Someone Just Told Me I Can’t Criticize a Politician Because I Don’t Have the Right Skin Color or Gender


Rep. Ruth Buffalo is a Democrat from Fargo who serves in the North Dakota State Assembly. Despite being not even halfway through her first term in office, with just a few relatively modest legislative accomplishments under her belt, left wing activists in the state have sought to elevate her into some sort of a political star.

Which I understand. Democrats just haven’t elected many people to public office in North Dakota, and those few who do hold office tend to adopt a relatively moderate stance as compared to their political party’s left wing base.

If you’re a hard left progressive looking for a North Dakota politician to idolize, the pickings are pretty slim.

That’s why, I suppose, when I criticized Rep. Buffalo for refusing to answer questions about what sort of remuneration she may have received for speaking at a star-studded event hosted in Tennessee by a left wing group active in North Dakota politics I got a wave of criticism.
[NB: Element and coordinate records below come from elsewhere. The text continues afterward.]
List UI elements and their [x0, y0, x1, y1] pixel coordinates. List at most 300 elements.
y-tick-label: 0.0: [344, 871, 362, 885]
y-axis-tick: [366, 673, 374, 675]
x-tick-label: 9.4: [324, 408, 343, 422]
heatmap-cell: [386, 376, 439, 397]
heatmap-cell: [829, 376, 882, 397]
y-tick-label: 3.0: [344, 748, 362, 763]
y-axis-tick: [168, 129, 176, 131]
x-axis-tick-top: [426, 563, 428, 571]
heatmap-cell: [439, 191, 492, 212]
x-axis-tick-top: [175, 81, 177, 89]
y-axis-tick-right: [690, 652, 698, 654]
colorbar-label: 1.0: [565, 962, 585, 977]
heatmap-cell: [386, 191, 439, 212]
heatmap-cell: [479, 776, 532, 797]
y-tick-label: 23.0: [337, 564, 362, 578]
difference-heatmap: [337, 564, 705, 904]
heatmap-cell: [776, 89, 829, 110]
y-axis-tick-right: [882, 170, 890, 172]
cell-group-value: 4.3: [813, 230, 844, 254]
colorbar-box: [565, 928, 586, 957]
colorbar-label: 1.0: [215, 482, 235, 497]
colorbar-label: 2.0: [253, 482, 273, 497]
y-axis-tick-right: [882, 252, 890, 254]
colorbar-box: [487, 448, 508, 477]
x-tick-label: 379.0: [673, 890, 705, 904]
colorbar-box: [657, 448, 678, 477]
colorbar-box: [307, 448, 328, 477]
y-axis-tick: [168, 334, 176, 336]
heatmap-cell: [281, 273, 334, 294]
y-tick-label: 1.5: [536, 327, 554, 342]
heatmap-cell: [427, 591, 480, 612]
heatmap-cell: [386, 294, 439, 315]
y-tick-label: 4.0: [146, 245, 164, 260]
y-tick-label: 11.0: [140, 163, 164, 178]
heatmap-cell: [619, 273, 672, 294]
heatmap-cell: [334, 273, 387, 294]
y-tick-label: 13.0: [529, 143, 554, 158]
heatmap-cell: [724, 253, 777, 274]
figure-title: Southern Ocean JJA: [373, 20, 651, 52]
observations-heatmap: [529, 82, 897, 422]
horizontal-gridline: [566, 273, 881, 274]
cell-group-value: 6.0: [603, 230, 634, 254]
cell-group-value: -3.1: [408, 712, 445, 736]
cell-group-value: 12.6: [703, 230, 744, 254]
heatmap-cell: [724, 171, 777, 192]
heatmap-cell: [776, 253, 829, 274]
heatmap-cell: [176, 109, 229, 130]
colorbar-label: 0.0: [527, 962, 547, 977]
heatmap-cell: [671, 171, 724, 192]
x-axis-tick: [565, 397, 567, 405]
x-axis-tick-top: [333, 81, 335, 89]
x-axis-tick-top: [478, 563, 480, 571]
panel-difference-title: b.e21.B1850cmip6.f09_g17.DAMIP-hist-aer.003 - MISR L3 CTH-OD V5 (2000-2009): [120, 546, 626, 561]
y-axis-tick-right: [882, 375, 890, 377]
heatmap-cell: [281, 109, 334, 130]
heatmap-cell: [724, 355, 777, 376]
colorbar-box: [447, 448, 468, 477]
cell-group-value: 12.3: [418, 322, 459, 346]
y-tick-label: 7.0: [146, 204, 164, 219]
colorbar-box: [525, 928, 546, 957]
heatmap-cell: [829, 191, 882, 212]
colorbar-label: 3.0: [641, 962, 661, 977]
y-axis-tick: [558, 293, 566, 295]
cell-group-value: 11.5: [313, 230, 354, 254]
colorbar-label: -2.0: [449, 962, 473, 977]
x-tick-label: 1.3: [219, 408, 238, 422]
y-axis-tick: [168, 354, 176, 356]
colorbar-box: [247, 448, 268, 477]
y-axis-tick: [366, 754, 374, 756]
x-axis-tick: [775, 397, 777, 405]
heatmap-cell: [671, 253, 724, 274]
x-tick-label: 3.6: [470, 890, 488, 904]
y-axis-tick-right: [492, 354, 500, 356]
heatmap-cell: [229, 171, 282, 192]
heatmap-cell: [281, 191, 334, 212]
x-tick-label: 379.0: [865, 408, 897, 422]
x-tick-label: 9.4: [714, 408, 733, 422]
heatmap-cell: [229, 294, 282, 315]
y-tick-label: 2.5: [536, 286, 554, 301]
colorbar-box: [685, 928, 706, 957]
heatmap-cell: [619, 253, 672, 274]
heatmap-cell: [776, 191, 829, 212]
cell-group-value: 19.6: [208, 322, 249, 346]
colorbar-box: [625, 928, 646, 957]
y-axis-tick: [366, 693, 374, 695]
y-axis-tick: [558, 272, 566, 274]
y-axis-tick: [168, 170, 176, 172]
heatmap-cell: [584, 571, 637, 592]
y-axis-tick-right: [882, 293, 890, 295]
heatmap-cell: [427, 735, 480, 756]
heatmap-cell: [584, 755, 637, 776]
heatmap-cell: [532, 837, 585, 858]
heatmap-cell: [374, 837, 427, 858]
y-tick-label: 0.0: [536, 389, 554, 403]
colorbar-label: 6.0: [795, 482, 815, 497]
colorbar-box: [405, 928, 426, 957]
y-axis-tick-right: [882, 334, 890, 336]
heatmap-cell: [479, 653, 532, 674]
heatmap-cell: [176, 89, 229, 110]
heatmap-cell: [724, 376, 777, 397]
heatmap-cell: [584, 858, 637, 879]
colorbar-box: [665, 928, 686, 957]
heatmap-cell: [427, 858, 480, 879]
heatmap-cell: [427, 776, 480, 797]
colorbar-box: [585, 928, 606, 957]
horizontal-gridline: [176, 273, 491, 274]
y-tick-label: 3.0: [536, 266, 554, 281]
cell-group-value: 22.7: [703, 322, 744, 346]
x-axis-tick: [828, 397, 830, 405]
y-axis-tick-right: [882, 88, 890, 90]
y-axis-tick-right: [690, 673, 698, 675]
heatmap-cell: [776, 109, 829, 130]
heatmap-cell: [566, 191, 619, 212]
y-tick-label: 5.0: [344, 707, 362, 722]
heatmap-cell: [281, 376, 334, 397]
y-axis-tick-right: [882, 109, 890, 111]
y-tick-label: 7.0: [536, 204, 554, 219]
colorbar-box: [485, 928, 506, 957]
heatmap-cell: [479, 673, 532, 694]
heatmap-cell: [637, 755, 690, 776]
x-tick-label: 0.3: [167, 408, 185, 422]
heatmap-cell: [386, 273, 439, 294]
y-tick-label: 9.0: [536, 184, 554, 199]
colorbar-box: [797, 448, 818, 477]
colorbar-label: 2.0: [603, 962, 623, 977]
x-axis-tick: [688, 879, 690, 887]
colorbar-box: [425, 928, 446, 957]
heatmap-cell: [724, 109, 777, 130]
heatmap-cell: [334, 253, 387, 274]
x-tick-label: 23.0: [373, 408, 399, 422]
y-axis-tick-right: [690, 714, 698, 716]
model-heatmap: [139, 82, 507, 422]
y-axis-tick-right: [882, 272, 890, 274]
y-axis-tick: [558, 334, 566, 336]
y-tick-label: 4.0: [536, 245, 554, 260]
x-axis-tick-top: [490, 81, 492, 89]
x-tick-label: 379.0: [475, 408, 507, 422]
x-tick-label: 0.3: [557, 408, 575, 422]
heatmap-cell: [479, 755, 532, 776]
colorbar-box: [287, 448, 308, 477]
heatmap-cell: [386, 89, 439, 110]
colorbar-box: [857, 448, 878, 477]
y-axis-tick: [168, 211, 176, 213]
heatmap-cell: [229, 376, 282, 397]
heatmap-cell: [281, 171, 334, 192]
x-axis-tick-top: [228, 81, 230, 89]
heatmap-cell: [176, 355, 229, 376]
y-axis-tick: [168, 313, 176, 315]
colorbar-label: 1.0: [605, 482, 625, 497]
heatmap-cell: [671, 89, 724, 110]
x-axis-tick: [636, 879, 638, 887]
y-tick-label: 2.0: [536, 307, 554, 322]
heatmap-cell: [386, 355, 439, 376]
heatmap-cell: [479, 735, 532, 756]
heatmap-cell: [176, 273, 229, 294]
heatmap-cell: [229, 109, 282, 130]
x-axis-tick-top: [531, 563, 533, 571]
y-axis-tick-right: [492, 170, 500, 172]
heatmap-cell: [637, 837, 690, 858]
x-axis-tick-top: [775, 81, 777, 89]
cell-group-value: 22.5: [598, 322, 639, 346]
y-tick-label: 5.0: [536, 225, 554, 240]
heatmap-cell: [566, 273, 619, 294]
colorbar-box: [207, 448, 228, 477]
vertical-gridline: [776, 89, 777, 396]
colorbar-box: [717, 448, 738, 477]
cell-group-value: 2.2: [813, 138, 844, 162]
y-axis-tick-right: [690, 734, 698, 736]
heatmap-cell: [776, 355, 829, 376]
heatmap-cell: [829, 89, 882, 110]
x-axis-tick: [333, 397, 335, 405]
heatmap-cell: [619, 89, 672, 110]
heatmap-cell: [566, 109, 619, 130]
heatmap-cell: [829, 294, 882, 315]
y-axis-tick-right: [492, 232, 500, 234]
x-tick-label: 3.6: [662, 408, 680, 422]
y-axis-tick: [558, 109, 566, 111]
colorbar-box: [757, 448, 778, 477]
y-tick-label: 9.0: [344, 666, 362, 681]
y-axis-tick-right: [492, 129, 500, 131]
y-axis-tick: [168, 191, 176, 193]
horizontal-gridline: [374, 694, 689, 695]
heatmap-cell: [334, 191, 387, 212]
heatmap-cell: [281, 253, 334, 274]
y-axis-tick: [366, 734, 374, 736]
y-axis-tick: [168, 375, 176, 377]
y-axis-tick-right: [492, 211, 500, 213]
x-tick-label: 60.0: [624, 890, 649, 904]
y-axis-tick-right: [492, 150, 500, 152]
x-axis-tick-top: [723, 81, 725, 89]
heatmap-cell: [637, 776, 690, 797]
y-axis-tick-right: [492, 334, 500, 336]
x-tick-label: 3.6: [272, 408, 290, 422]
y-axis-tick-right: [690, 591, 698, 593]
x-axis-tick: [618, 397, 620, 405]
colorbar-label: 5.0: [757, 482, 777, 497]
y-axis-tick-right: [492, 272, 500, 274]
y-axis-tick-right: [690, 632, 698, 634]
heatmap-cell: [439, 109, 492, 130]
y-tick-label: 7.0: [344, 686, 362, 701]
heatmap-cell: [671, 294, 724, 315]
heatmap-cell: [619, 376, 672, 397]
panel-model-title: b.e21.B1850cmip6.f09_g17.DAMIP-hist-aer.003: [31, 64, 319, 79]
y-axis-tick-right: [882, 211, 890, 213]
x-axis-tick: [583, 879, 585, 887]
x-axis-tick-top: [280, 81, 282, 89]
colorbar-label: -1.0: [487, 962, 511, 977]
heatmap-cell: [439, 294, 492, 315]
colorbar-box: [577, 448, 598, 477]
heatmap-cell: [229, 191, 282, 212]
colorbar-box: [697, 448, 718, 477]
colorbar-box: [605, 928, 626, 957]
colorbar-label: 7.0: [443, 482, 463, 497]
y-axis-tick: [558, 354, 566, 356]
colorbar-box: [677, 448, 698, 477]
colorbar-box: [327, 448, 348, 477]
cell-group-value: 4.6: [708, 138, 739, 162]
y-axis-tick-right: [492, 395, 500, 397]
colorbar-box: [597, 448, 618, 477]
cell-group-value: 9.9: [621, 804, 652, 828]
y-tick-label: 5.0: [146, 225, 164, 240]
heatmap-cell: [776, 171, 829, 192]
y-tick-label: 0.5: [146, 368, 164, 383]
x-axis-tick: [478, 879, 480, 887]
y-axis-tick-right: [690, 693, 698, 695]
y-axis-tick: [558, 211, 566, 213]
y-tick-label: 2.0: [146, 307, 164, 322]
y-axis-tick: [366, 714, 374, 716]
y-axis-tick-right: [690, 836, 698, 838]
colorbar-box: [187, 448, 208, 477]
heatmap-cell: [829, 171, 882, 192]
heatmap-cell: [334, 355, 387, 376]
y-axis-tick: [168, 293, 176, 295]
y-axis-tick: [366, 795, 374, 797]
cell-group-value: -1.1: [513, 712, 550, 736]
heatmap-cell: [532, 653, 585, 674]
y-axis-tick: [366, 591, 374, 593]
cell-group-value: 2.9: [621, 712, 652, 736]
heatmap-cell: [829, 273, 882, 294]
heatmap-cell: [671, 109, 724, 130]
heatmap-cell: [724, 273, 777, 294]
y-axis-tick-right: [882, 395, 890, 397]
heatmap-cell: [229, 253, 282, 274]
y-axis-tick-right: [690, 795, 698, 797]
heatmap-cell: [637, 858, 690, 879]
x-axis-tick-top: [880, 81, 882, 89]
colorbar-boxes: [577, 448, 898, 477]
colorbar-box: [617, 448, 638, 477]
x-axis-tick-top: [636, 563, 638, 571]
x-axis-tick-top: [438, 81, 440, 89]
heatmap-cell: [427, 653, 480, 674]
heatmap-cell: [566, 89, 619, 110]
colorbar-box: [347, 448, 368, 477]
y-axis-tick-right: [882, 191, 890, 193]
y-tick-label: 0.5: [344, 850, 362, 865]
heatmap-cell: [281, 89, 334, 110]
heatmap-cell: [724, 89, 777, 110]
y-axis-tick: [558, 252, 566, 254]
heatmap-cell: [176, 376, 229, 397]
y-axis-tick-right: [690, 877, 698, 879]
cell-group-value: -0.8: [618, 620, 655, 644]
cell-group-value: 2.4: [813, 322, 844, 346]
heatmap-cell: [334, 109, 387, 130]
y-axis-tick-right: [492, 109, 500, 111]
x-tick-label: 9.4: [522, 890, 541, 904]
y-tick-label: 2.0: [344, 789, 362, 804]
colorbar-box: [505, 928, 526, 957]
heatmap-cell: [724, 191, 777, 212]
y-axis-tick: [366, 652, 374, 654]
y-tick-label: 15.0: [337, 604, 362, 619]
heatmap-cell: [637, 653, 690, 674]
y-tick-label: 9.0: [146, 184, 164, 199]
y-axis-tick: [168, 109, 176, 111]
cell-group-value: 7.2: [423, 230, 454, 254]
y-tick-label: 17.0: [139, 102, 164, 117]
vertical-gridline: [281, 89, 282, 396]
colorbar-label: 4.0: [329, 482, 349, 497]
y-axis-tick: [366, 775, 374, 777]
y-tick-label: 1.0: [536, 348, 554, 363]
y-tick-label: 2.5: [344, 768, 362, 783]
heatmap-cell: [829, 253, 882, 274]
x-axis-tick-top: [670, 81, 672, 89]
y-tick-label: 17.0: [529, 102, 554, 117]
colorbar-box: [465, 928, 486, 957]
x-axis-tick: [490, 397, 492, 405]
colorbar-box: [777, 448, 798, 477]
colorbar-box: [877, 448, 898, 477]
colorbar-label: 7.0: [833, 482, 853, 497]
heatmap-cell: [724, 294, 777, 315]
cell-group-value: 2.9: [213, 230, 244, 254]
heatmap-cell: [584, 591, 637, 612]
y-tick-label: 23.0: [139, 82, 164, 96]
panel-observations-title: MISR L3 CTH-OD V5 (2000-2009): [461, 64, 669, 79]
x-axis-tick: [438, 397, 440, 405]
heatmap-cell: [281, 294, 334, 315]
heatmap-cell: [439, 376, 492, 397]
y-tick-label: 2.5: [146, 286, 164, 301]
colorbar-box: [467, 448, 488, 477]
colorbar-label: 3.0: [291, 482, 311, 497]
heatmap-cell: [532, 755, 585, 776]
Buffalo is the North Dakota left’s darling, and how dare anyone suggest she have to answer the sort of routine inquiries any politician might get from a member of the news media?

What’s remarkable is how sustained that anger has been. For example, in the Fargo Forum today is a letter from a man named Barry Nelson who says a white man like me has no right to question someone like Buffalo (or Congresswoman Ilhan Omar of Minnesota, for that matter):

Well, as one privileged, white male to another, I have one word of advice: stand down…and listen. We have no standing in this debate. We have no standing to cast accusations upon those whose life experiences reflect the many historical injustices perpetrated by us. Injustices that tragically are ongoing.

Speak away, Rep. Omar; speak your own truth to power, Rep. Ruth Buffalo. And to the likes of Chris Berg and Rob Port: Back off. You have no standing here.

This is remarkably stupid.

It’s insulting to the women Mr. Nelson supposes he’s supporting. Are they babes in the wood in need of protection from the sort of scrutiny and criticism politicians of all races and genders receive? Is Rep. Buffalo, specifically, so weak of character she can’t be accountable for her actions as an elected leader?

Maybe she is. She certainly isn’t willing to take my questions, fleeing before them into the comfortable and credulous arms of local left wing media, a turn of events which suggests she may not be fit to hold elected office in the first place.

But none of this has anything to do with Rep. Buffalo’s skin color or gender.

Buffalo chose to travel to a left wing event in Tennessee. Via email I politely asked some pertinent and appropriate questions about what the fiscal relationship was between herself and the group putting on the event. She refused to respond to me, instead complaining about the questions to a sympathetic left wing writer who was unlikely to ask her any tough questions.

It doesn’t matter that Buffalo is a woman. Or that she’s a Native American. Or that she’s a left wing Democrat, and a member of the Democratic Socialists.

She’s a politician. She holds elected office. She should be accountable.

What’s troubling is how many people, like Nelson, seem to think that politicians like Buffalo are somehow beyond criticism and accountability because of her skin color and gender.

How about anyone, of any skin color or gender, can question any politician they want? Because public servants serve the public. All members of the public.

I would never tell Rep. Buffalo that she couldn’t question certain people, or couldn’t speak out on certain issues, because of her race or gender.

I just wish Buffalo and her supporters felt the same way.